Au centre, Paul Célérier, à l’initiative de la création de Campus Market, sur le vélo-chariot qui sert au déménagement des meubles. / Campus Market

Témoignage. Paul Célérier, étudiant en dernière année à l’Ecole des hautes études d’ingénieur (HEI) à Lille, raconte comment, avec sa camarade Elsa Tossé, ils ont imaginé et lancé Campus Market, dont l’objectif est de récupérer et de revendre à bas prix des meubles d’étudiants qui quittent la ville.

« Nous sommes étudiants au sein de la première promotion spécialisation “Smart Cities”, c’est-à-dire sur l’aménagement urbain innovant qui cherche à répondre, entre autres, aux besoins environnementaux. Nous avions envie d’entreprendre après nos études, en faisant quelque chose d’utile pour la planète. On a d’abord pensé à un simulateur de rentabilité de panneaux solaires, avant de se rendre compte que cela existait déjà. Mais ça nous a encouragés à continuer de chercher.

Fin novembre, Elsa a assisté dans notre université à une conférence sur le principe du zéro déchet, dont elle est ressortie très enthousiasmée. On a commencé à se demander comment lutter contre le gaspillage et la surconsommation.

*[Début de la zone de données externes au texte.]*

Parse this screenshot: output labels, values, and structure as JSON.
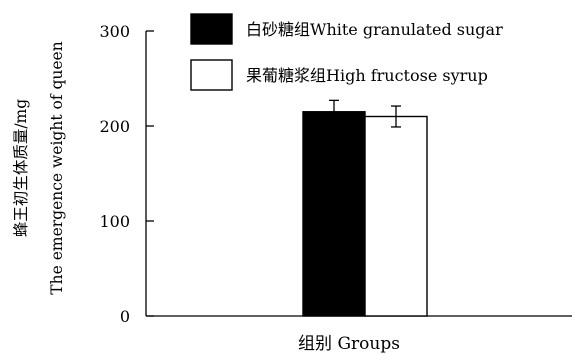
{
  "chart_data": {
    "type": "bar",
    "categories": [
      "白砂糖组White granulated sugar",
      "果葡糖浆组High fructose syrup"
    ],
    "values": [
      215,
      210
    ],
    "errors": [
      12,
      11
    ],
    "colors": [
      "#000000",
      "#ffffff"
    ],
    "ylabel_cn": "蜂王初生体质量/mg",
    "ylabel_en": "The emergence weight of queen",
    "xlabel": "组别  Groups",
    "ylim": [
      0,
      300
    ],
    "yticks": [
      0,
      100,
      200,
      300
    ],
    "legend": {
      "position": "top",
      "entries": [
        {
          "label": "白砂糖组White granulated sugar",
          "color": "#000000"
        },
        {
          "label": "果葡糖浆组High fructose syrup",
          "color": "#ffffff"
        }
      ]
    },
    "grid": false
  }
}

C’est là qu’on a pensé aux étudiants qui ne savent pas quoi faire de leurs meubles quand ils quittent le campus : avec les examens et les stages, ils n’ont souvent pas le temps de les vendre et beaucoup de choses finissent dans la rue. En septembre, en revanche, des milliers d’étudiants arrivent et ont besoin d’équiper leurs appartements, à petit budget et sans voiture. Nous avons eu l’idée de collecter les meubles des étudiants qui s’en vont à vélos-chariots, de les stocker pendant l’été pour les revendre à bas prix en septembre, lors d’un grand événement de rentrée.

Deux vélos-chariots

Nous en avons parlé à des responsables de l’université catholique de Lille, dont dépend notre école, qui nous ont dit que les dépôts sauvages de meubles d’étudiants étaient un vrai problème : en une seule semaine de mars 2017, 170 dépôts sauvages ont été constatés dans notre quartier universitaire de Vauban. Ils génèrent des plaintes des habitants, mais aussi des coûts de ramassage et de recyclage élevés pour les pouvoirs publics. La mairie de Lille, ainsi que la directrice d’Emmaüs Lille nous ont confirmé le manque d’alternatives pour les étudiants.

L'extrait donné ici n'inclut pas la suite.